The US Inflation Reduction Act (IRA) has pledged a trillion US dollars into kickstarting the US economy, but is crucially in response to the lead China has built up over a decade or more in areas including solar PV, batteries and EVs.
China’s response to the IRA in turn has been to “go twice as fast,” Buckley said, installing 24GW of solar and wind every month and spending US$675 billion in cleantech sectors in 2023, double what either Europe or the US invested in that time.
While China is very much the leader and will likely maintain that lead, the IRA put the US “back in the race,” the think tank director said.
Future Made in Australia is an opportunity to “leverage and extend our competitive advantages” in the country, Buckley added.
National Battery Strategy’s duration focus welcomed, more R&D funding needed, say industry sources
The strategy was welcomed by the CEO of the Australian Academy of Technology and Engineering (ATSE) as “an opportunity to shift our focus from simply exporting minerals to adding value through advanced manufacturing capabilities.”
In a media statement, ATSE CEO Kylie Walker said it could position Australia as a global leader in battery production by 2035, echoing the government’s words.

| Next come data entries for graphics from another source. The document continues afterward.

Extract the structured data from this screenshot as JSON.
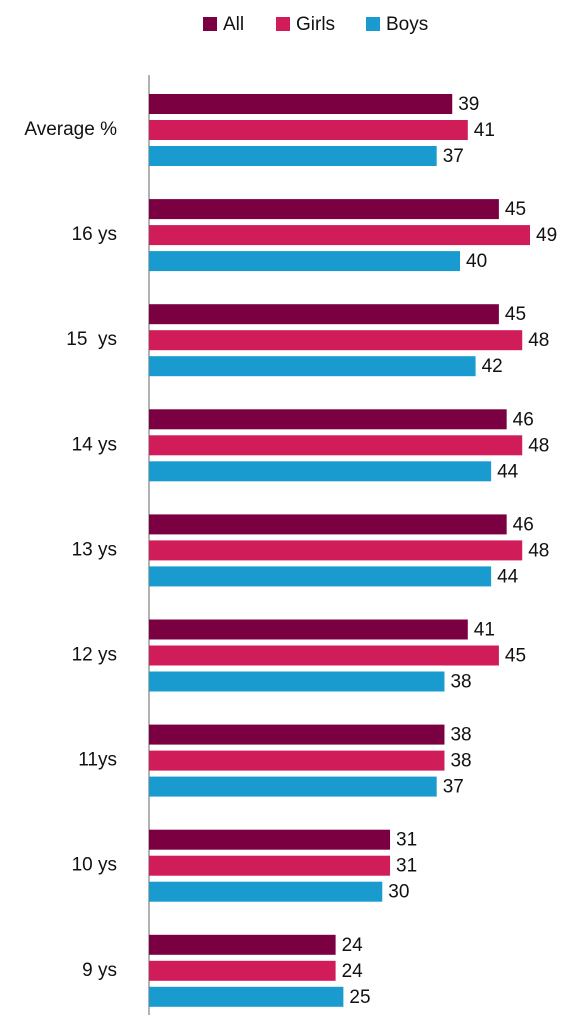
{
  "chart_data": {
    "type": "bar",
    "orientation": "horizontal",
    "categories": [
      "Average %",
      "16 ys",
      "15  ys",
      "14 ys",
      "13 ys",
      "12 ys",
      "11ys",
      "10 ys",
      "9 ys"
    ],
    "series": [
      {
        "name": "All",
        "color": "#7b0041",
        "values": [
          39,
          45,
          45,
          46,
          46,
          41,
          38,
          31,
          24
        ]
      },
      {
        "name": "Girls",
        "color": "#d01c58",
        "values": [
          41,
          49,
          48,
          48,
          48,
          45,
          38,
          31,
          24
        ]
      },
      {
        "name": "Boys",
        "color": "#1a9bd0",
        "values": [
          37,
          40,
          42,
          44,
          44,
          38,
          37,
          30,
          25
        ]
      }
    ],
    "legend": "top"
  }
}
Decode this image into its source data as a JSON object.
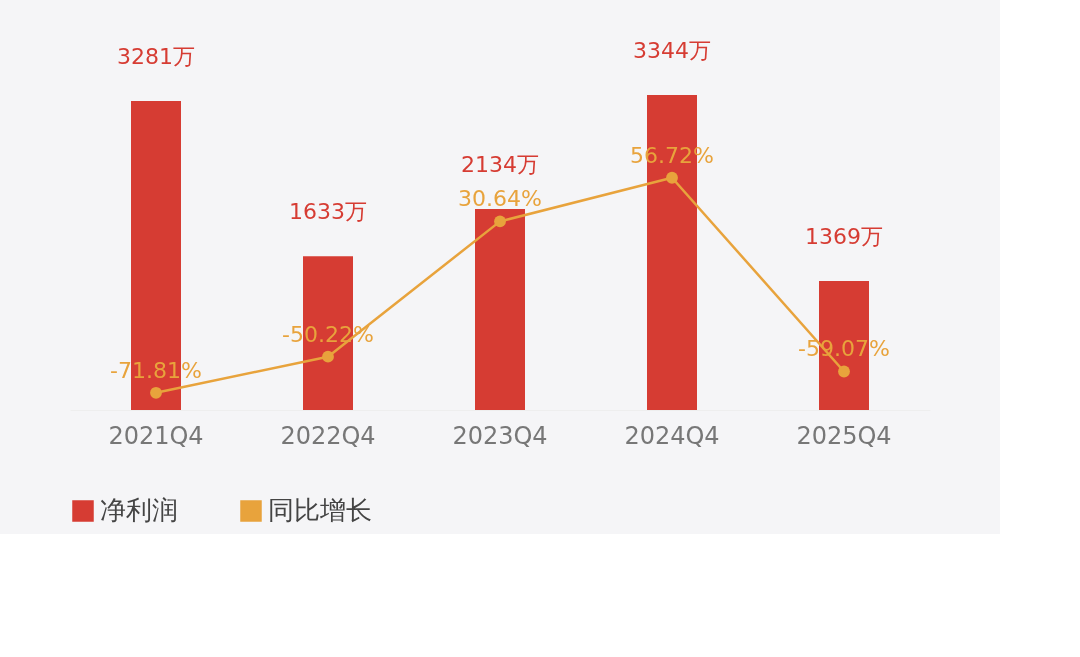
{
  "chart_data": {
    "type": "bar",
    "categories": [
      "2021Q4",
      "2022Q4",
      "2023Q4",
      "2024Q4",
      "2025Q4"
    ],
    "series": [
      {
        "name": "净利润",
        "color": "#d63c33",
        "values": [
          3281,
          1633,
          2134,
          3344,
          1369
        ],
        "value_labels": [
          "3281万",
          "1633万",
          "2134万",
          "3344万",
          "1369万"
        ]
      },
      {
        "name": "同比增长",
        "type": "line",
        "axis": "y2",
        "color": "#e8a33c",
        "marker": "circle",
        "values": [
          -71.81,
          -50.22,
          30.64,
          56.72,
          -59.07
        ],
        "value_labels": [
          "-71.81%",
          "-50.22%",
          "30.64%",
          "56.72%",
          "-59.07%"
        ]
      }
    ],
    "legend": "bottom",
    "grid": false
  }
}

The CEO also welcomed a forthcoming independent review of research funding.
Walker emphasised the need to ramp up funding in existing programmes as well as opening up new avenues through the strategy. ATSE also welcomed the strategy’s focus on ESG and circular economy measures.
Meanwhile, publicly-listed flow battery manufacturer Redflow pointed out in a statement to the Australian Securities Exchange (ASX) that the strategy recognises the importance of promoting battery storage technologies for different short-, medium- and long-duration energy storage (LDES) applications.
For this reason, and because of its direct support for battery manufacturing and R&D, Redflow—which makes a proprietary hybrid zinc-bromine flow battery technology—said it believed the National Battery Strategy announcement is “an important and potentially material development for the company”.